Here are three ways hotels are beginning to see increased profits by investing in a better in-room dining experience.

Digital and interactive in-room dining menus

Using new technology, it is now possible for hotels to offer well-branded room service. As hotels large and small move towards digital check-in services via iPad and other mobile devices, featuring room service via iPad is becoming more and more common.

Intelity, which runs iPad systems in about 120 hotels, analyzed how hotel guests used the devices over the last two years. They found that the most common use, by far, is ordering room service.

For example, the Hotel Bel-Air in Beverly Hills found that iPads revolutionized the way guests order room service. Today, most orders come in via the guestroom iPad instead of the old-fashioned guestroom telephone.
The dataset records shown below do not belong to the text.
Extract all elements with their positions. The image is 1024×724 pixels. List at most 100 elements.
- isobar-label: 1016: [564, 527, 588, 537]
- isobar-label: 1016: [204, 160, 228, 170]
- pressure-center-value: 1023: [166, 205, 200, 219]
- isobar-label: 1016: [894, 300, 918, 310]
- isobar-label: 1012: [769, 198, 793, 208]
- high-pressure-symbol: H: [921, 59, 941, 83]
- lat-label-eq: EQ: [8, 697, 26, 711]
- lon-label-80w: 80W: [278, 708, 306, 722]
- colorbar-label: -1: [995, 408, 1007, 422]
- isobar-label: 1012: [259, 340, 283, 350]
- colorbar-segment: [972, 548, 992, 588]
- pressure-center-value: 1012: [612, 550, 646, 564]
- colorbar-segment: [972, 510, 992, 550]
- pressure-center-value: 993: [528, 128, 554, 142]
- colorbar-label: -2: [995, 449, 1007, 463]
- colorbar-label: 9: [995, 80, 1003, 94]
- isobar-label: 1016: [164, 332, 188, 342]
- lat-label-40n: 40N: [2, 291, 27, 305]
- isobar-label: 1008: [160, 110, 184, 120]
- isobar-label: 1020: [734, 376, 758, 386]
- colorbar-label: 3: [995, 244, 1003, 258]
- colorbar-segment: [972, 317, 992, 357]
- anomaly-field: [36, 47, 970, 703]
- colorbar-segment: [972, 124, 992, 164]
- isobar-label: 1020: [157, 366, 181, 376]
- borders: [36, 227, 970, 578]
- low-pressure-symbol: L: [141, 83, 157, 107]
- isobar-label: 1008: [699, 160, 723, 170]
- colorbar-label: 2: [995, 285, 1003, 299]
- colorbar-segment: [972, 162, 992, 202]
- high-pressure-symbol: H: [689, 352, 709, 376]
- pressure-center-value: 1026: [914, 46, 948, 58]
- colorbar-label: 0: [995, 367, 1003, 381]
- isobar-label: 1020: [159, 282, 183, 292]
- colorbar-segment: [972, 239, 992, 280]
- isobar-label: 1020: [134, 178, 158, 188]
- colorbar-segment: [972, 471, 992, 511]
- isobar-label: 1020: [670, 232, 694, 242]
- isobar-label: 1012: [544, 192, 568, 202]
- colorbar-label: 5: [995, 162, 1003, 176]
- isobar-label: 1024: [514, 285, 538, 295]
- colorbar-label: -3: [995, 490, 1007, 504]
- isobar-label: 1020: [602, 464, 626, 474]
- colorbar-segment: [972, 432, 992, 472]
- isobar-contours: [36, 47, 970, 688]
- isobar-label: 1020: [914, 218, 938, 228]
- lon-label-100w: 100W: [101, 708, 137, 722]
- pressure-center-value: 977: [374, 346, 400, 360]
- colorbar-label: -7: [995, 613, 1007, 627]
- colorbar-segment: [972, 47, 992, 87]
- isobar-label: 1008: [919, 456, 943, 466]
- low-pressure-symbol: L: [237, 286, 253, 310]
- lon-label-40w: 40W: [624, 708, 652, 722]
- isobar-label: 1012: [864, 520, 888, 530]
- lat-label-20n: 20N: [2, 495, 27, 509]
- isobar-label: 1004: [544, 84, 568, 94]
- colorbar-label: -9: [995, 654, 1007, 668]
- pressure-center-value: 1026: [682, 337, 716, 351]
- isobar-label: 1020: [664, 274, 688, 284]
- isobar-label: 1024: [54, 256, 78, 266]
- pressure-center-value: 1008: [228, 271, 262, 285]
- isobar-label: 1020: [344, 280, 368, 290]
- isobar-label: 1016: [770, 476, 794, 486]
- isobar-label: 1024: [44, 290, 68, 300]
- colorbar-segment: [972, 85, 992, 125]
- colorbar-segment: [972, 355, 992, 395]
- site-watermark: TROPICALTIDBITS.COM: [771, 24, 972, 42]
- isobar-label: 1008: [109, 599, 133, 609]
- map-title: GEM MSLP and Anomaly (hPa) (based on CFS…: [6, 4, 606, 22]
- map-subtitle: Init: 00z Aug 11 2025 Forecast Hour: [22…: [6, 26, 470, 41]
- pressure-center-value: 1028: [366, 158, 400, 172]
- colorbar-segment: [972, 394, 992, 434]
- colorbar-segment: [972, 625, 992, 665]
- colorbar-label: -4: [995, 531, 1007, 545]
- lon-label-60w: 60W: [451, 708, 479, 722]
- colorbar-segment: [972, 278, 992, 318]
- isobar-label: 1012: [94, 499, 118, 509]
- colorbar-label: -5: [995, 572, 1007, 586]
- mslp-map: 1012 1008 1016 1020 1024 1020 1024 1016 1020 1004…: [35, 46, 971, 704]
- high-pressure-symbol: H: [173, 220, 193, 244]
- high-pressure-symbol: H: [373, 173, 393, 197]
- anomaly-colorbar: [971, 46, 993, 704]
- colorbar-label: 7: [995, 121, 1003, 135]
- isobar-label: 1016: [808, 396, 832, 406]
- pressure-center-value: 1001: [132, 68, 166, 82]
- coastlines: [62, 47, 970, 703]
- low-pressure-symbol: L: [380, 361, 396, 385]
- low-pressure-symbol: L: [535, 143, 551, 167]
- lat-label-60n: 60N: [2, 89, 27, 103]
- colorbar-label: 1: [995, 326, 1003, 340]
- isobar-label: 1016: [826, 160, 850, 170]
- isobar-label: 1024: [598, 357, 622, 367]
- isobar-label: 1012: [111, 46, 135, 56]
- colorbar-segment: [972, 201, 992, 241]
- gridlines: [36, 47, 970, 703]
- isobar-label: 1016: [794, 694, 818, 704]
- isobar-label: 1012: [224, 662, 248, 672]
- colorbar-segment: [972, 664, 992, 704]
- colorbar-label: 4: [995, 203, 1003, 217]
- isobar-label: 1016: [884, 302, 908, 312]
These digital menus can be accessed from in-room TVs, iPads and even custom apps, and are saving the hotel money on printing costs. Additionally, this process is automated with the associated back-end transactions becoming more efficient and profitable for the Hotel Bel-Air and other hotels around the world.

Concept driven offerings

This year we can also expect to see in-room dining more closely match the hotel’s concept. Hotels with a green/eco or health related concept, may offer locally sourced brown bag lunches, while a hotel in wine country may boast a complete cellar and tasting menu for in-room wine ordering.

One exciting concept-driven innovation is related to food trucks. Food trucks and temporary pop-up restaurants have become ubiquitous on streets across America and Europe, with many hotels now getting in on the craze.

For example, the Setai Hotel in Miami’s South Beach last year opened the Beach Kiosk, calling it a “high-end hotel food truck” on the beach. Menu items are designed by the hotel restaurant’s Michelin-starred executive chef David Werly to match the theme of the traditional restaurants, and include ceviche, Wagyu hot dog and salmon burgers.

Also, the Auberge Saint-Antoine in Quebec City will open a second food truck by its restaurant’s chef in June. The first Panache Mobile operates at the nearby Vignoble de Sainte-Pétronille vineyard. The second will be on the riverfront at the St. Lawrence River. The food, which includes lobster rolls, tartare and focaccia sandwiches, is made from ingredients from a garden the hotel operates at a nearby island.

High end brand partnerships

Luxury brands have always been big business. The world’s top brands signify coolness and quality, and now these brands are generating incremental revenue by partnering with hotels around the world.

When you check into your Westin Hotel, for example, expect the beauty products to come from high-end beauty brand Aveda. Le Meridien hotels offer luxurious Hermes toiletries in their rooms.

And high-end appliances are the latest luxury brand hotel trend. The Grand Waikikian by Hilton Vacations Club features full kitchens with high-end appliances, so guests can enjoy in-room dining as a family in complete comfort.